Sand Wash Basin is, like most HMAs scattered across the West, controlled by the Bureau of Land Management (BLM) as one of many western Horse Management Areas. There are roughly 300+ wild horses that live there. They come in many colors and breeds: grey and sorrel, buckskins, duns and paint. Genetically they mostly come from Iberian derived Spanish breeds, Gaited breeds, North American and Arabian breeds.
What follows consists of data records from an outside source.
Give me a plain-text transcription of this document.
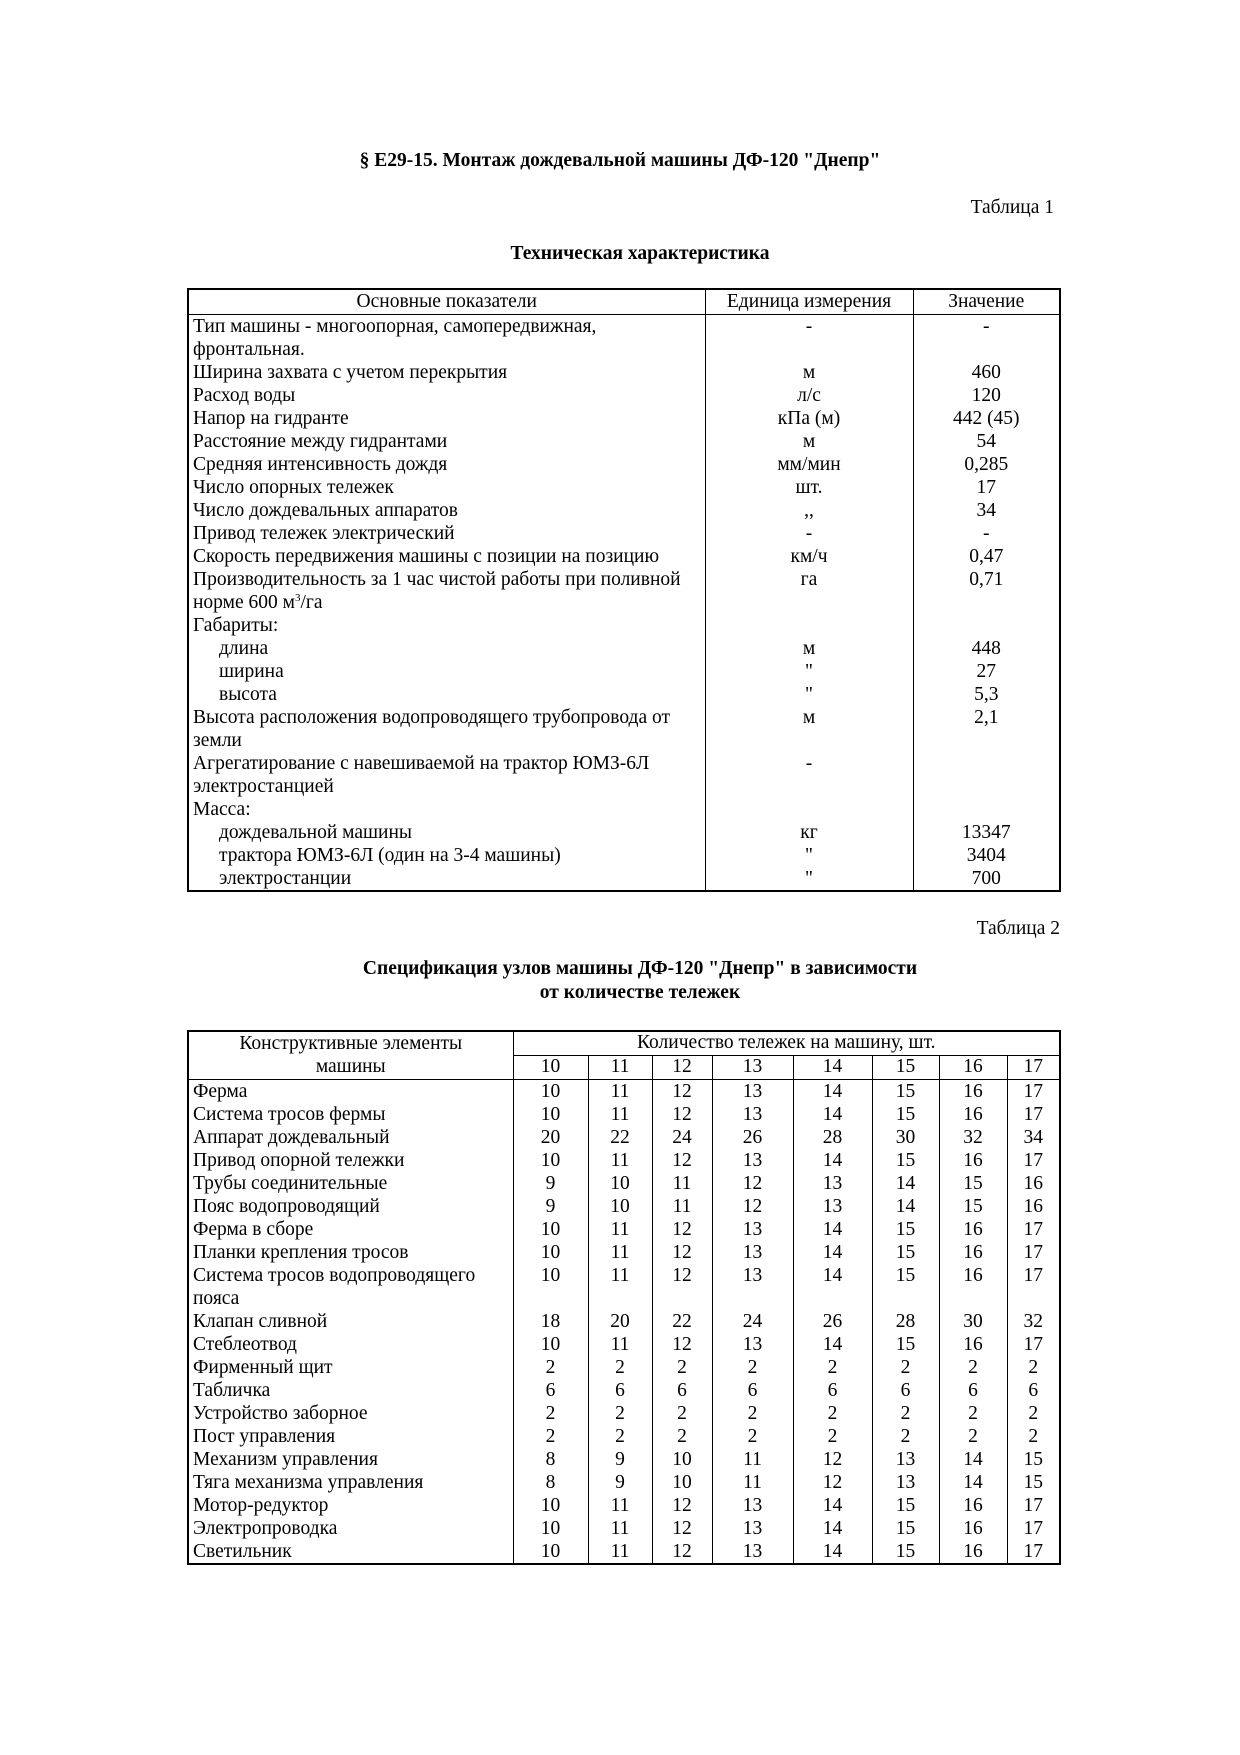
§ Е29-15. Монтаж дождевальной машины ДФ-120 "Днепр"
Таблица 1
Техническая характеристика
Основные показатели	Единица измерения	Значение
Тип машины - многоопорная, самопередвижная, фронтальная.	-	-
Ширина захвата с учетом перекрытия	м	460
Расход воды	л/с	120
Напор на гидранте	кПа (м)	442 (45)
Расстояние между гидрантами	м	54
Средняя интенсивность дождя	мм/мин	0,285
Число опорных тележек	шт.	17
Число дождевальных аппаратов	,,	34
Привод тележек электрический	-	-
Скорость передвижения машины с позиции на позицию	км/ч	0,47
Производительность за 1 час чистой работы при поливной норме 600 $м^3/га$	га	0,71
Габариты:		
длина	м	448
ширина	"	27
высота	"	5,3
Высота расположения водопроводящего трубопровода от земли	м	2,1
Агрегатирование с навешиваемой на трактор ЮМЗ-6Л электростанцией	-	
Масса:		
дождевальной машины	кг	13347
трактора ЮМЗ-6Л (один на 3-4 машины)	"	3404
электростанции	"	700
Таблица 2
Спецификация узлов машины ДФ-120 "Днепр" в зависимости
от количестве тележек
Конструктивные элементы
машины	Количество тележек на машину, шт.							
	10	11	12	13	14	15	16	17
Ферма	10	11	12	13	14	15	16	17
Система тросов фермы	10	11	12	13	14	15	16	17
Аппарат дождевальный	20	22	24	26	28	30	32	34
Привод опорной тележки	10	11	12	13	14	15	16	17
Трубы соединительные	9	10	11	12	13	14	15	16
Пояс водопроводящий	9	10	11	12	13	14	15	16
Ферма в сборе	10	11	12	13	14	15	16	17
Планки крепления тросов	10	11	12	13	14	15	16	17
Система тросов водопроводящего пояса	10	11	12	13	14	15	16	17
Клапан сливной	18	20	22	24	26	28	30	32
Стеблеотвод	10	11	12	13	14	15	16	17
Фирменный щит	2	2	2	2	2	2	2	2
Табличка	6	6	6	6	6	6	6	6
Устройство заборное	2	2	2	2	2	2	2	2
Пост управления	2	2	2	2	2	2	2	2
Механизм управления	8	9	10	11	12	13	14	15
Тяга механизма управления	8	9	10	11	12	13	14	15
Мотор-редуктор	10	11	12	13	14	15	16	17
Электропроводка	10	11	12	13	14	15	16	17
Светильник	10	11	12	13	14	15	16	17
After all, horses were introduced to the continent by man.

So, what do I mean by “wild horse”? The stock definition referring to animals says that being wild is: 1) living or growing in the natural environment; not domesticated or cultivated. 2) Uncontrolled or unrestrained, especially in pursuit of pleasure.

These wild horses compete for the land’s resources with sheep, cattle, oil and gas companies, ORV enthusiasts, and farmers. Money talks and it tends to say wild horses are a nuisance. In fact, Wyoming Governor Matt Mead has tried to annihilate every wild horse in the state. The BLM sets maximum permitted heard sizes in the HMAs. When the limits are exceeded horses are often rounded up and sold as meat, put up for adoption by the public, or simply slaughtered.

BLM Horse Management Areas
To the wild horses that inhabit Colorado’s Sand Wash Basin being wild is more personal than the dictionary meanings imply. They like thousands of other wild horses of the West are living a tenuous existence. Their future is uncertain. It’s hard to imagine the west being THE WEST without wild horses.
I visited the Sand Wash Basin last week after the roads became passable after the spring rains. I found several small herds or families of very skittish wild horses along the few dirt roads. A couple pictures are provided here pending receipt of the new camera I’ve ordered to be able to get better pictures from a distance. I’ll return for more images this summer.
For better pictures and to better understand the plight of these beautiful creatures a visit to this website and others are encouraged.
http://www.wildhoofbeats.com/blog/wild-horses-the-proposed-destruction-of-the-sand-wash-basin-herd

And did you know that the area is under consideration, as it should, for designation asa national monument?